Ritratto di Michelangelo di Daniele da Volterra (1545).
Ha creato capolavori che sono rimasti nella storia dell’arte: dal David alla Pietà, fino al Giudizio Universale. Ma c’è un aspetto meno noto di Michelangelo Buonarroti (1475-1564): il suo linguaggio scurrile. Nelle centinaia di lettere che ha scritto a parenti, amici e personaggi del suo tempo, l’artista offre uno spaccato della sua mentalità e del suo carattere: permaloso, irascibile, perennemente inquieto. E senza peli sulla lingua, se doveva esprimere la propria indignazione verso le ingiustizie che riteneva di aver subìto. Arrivò a definire “ribaldi”, “felloni”, “fagnoni” (infidi) e “merda secca” gli assistenti che lo delusero.

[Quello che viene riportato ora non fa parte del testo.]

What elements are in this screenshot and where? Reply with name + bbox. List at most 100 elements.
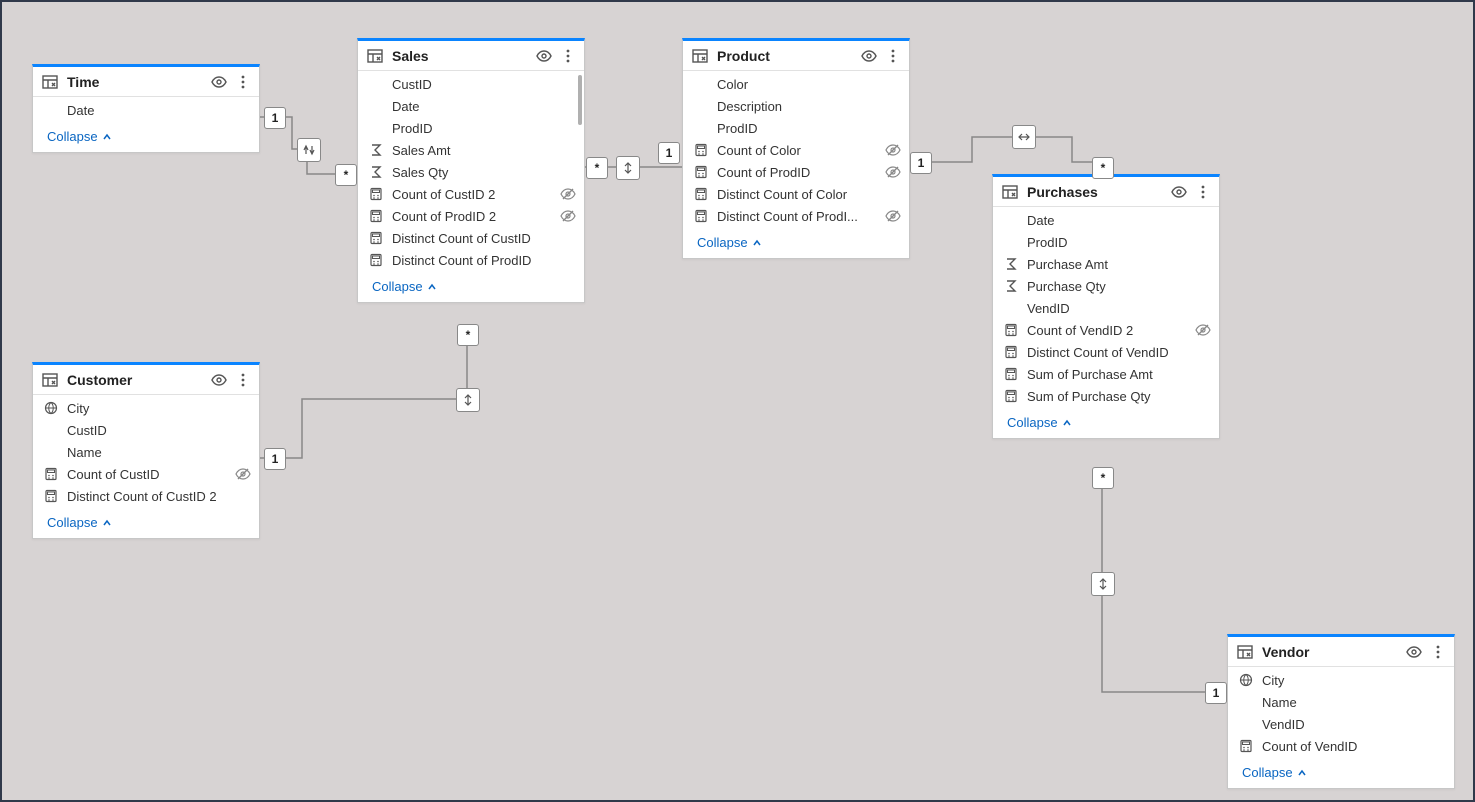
table-purchases[interactable]: Purchases DateProdIDPurchase Amt Purchase… [992,174,1220,439]
table-customer[interactable]: Customer CityCustID Name Count of CustID Di… [32,362,260,539]
field-label: Distinct Count of VendID [1027,345,1211,360]
field-row[interactable]: Distinct Count of ProdI... [683,205,909,227]
field-row[interactable]: Sales Amt [358,139,584,161]
table-header[interactable]: Sales [358,41,584,71]
sigma-icon [1003,256,1019,272]
field-row[interactable]: ProdID [683,117,909,139]
field-row[interactable]: CustID [358,73,584,95]
collapse-button[interactable]: Collapse [33,509,259,538]
more-icon[interactable] [885,48,901,64]
calculator-icon [693,142,709,158]
collapse-button[interactable]: Collapse [33,123,259,152]
field-row[interactable]: Sum of Purchase Qty [993,385,1219,407]
blank-icon [693,76,709,92]
field-row[interactable]: Distinct Count of CustID 2 [33,485,259,507]
table-time[interactable]: Time Date Collapse [32,64,260,153]
field-row[interactable]: Distinct Count of ProdID [358,249,584,271]
field-row[interactable]: Distinct Count of VendID [993,341,1219,363]
field-row[interactable]: Count of VendID 2 [993,319,1219,341]
filter-direction-icon [616,156,640,180]
table-sales[interactable]: Sales CustIDDate ProdID Sales AmtSales Qty… [357,38,585,303]
table-header[interactable]: Vendor [1228,637,1454,667]
field-row[interactable]: Count of ProdID [683,161,909,183]
field-label: Name [67,445,251,460]
collapse-button[interactable]: Collapse [1228,759,1454,788]
more-icon[interactable] [1430,644,1446,660]
field-row[interactable]: City [33,397,259,419]
eye-icon[interactable] [861,48,877,64]
field-row[interactable]: Name [33,441,259,463]
collapse-button[interactable]: Collapse [683,229,909,258]
field-row[interactable]: ProdID [993,231,1219,253]
table-header[interactable]: Customer [33,365,259,395]
table-header[interactable]: Time [33,67,259,97]
blank-icon [368,76,384,92]
filter-direction-icon [456,388,480,412]
cardinality-one: 1 [658,142,680,164]
more-icon[interactable] [235,74,251,90]
calculator-icon [368,186,384,202]
field-row[interactable]: Count of ProdID 2 [358,205,584,227]
calculator-icon [693,186,709,202]
field-label: Distinct Count of CustID [392,231,576,246]
cardinality-one: 1 [264,107,286,129]
collapse-button[interactable]: Collapse [993,409,1219,438]
more-icon[interactable] [560,48,576,64]
field-row[interactable]: Count of Color [683,139,909,161]
eye-icon[interactable] [1406,644,1422,660]
table-product[interactable]: Product ColorDescriptionProdIDCount of C… [682,38,910,259]
field-label: ProdID [392,121,576,136]
eye-icon[interactable] [211,74,227,90]
table-header[interactable]: Purchases [993,177,1219,207]
field-row[interactable]: ProdID [358,117,584,139]
field-label: Distinct Count of CustID 2 [67,489,251,504]
collapse-button[interactable]: Collapse [358,273,584,302]
more-icon[interactable] [1195,184,1211,200]
field-row[interactable]: VendID [1228,713,1454,735]
field-row[interactable]: Distinct Count of Color [683,183,909,205]
field-label: Count of VendID 2 [1027,323,1195,338]
field-label: Distinct Count of ProdI... [717,209,885,224]
filter-direction-icon [1091,572,1115,596]
field-row[interactable]: VendID [993,297,1219,319]
blank-icon [693,120,709,136]
table-title: Customer [67,372,211,388]
table-vendor[interactable]: Vendor CityNameVendIDCount of VendID Col… [1227,634,1455,789]
field-row[interactable]: Count of CustID 2 [358,183,584,205]
table-title: Product [717,48,861,64]
field-row[interactable]: CustID [33,419,259,441]
field-row[interactable]: Description [683,95,909,117]
field-row[interactable]: Count of VendID [1228,735,1454,757]
field-row[interactable]: Purchase Amt [993,253,1219,275]
field-row[interactable]: Color [683,73,909,95]
field-row[interactable]: Distinct Count of CustID [358,227,584,249]
hidden-icon [885,164,901,180]
field-row[interactable]: Date [993,209,1219,231]
field-label: Purchase Qty [1027,279,1211,294]
field-row[interactable]: Name [1228,691,1454,713]
calculator-icon [368,208,384,224]
field-row[interactable]: City [1228,669,1454,691]
field-row[interactable]: Count of CustID [33,463,259,485]
cardinality-many: * [457,324,479,346]
field-row[interactable]: Sales Qty [358,161,584,183]
table-title: Vendor [1262,644,1406,660]
field-row[interactable]: Date [33,99,259,121]
eye-icon[interactable] [536,48,552,64]
field-row[interactable]: Date [358,95,584,117]
sigma-icon [368,142,384,158]
scrollbar[interactable] [578,75,582,125]
eye-icon[interactable] [211,372,227,388]
hidden-icon [885,208,901,224]
field-label: VendID [1027,301,1211,316]
eye-icon[interactable] [1171,184,1187,200]
field-label: Distinct Count of Color [717,187,901,202]
table-header[interactable]: Product [683,41,909,71]
field-row[interactable]: Purchase Qty [993,275,1219,297]
field-row[interactable]: Sum of Purchase Amt [993,363,1219,385]
calculator-icon [43,466,59,482]
more-icon[interactable] [235,372,251,388]
blank-icon [43,102,59,118]
filter-direction-icon [297,138,321,162]
model-view-canvas[interactable]: 1 * * 1 1 * 1 * * 1 Time Date Collapse S… [0,0,1475,802]
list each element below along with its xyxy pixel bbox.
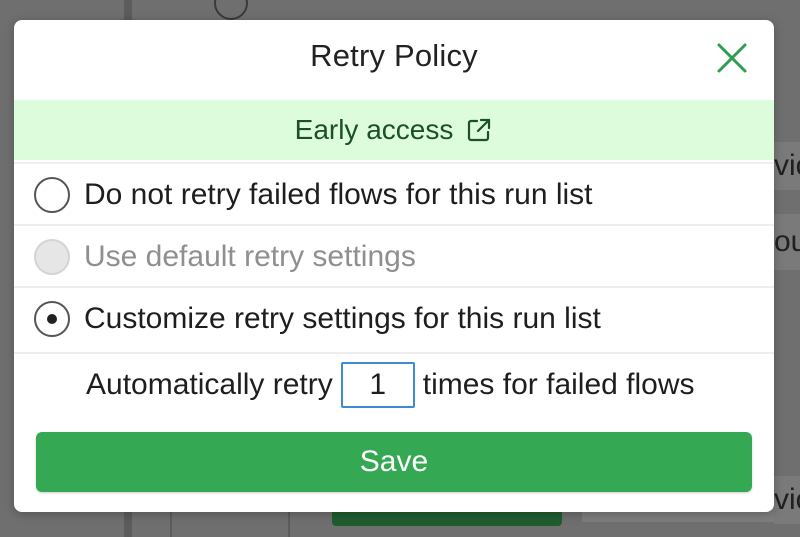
external-link-icon [468, 118, 491, 142]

In questo nuovo studio, ho passato in esame le 495 lettere che Michelangelo scrisse durante la sua vita. Trovando diverse parolacce: per la precisione 21, ripetute per 42 volte. Quasi una ogni 12 lettere. Un campione significativo: quasi metà sono insulti pesanti (puttana, merda, ladro, ribaldo, usuraio) ed esprimono la vibrante visione morale con cui l’artista giudicava il mondo e le persone. Le sue Lettere sono una testimonianza straordinaria del suo carattere ossessivo e del suo approccio pragmatico alla vita: parlano con un linguaggio realista di questioni spesso pratiche, quotidiane, e dei rapporti conflittuali con assistenti, servitori, colleghi e committenti.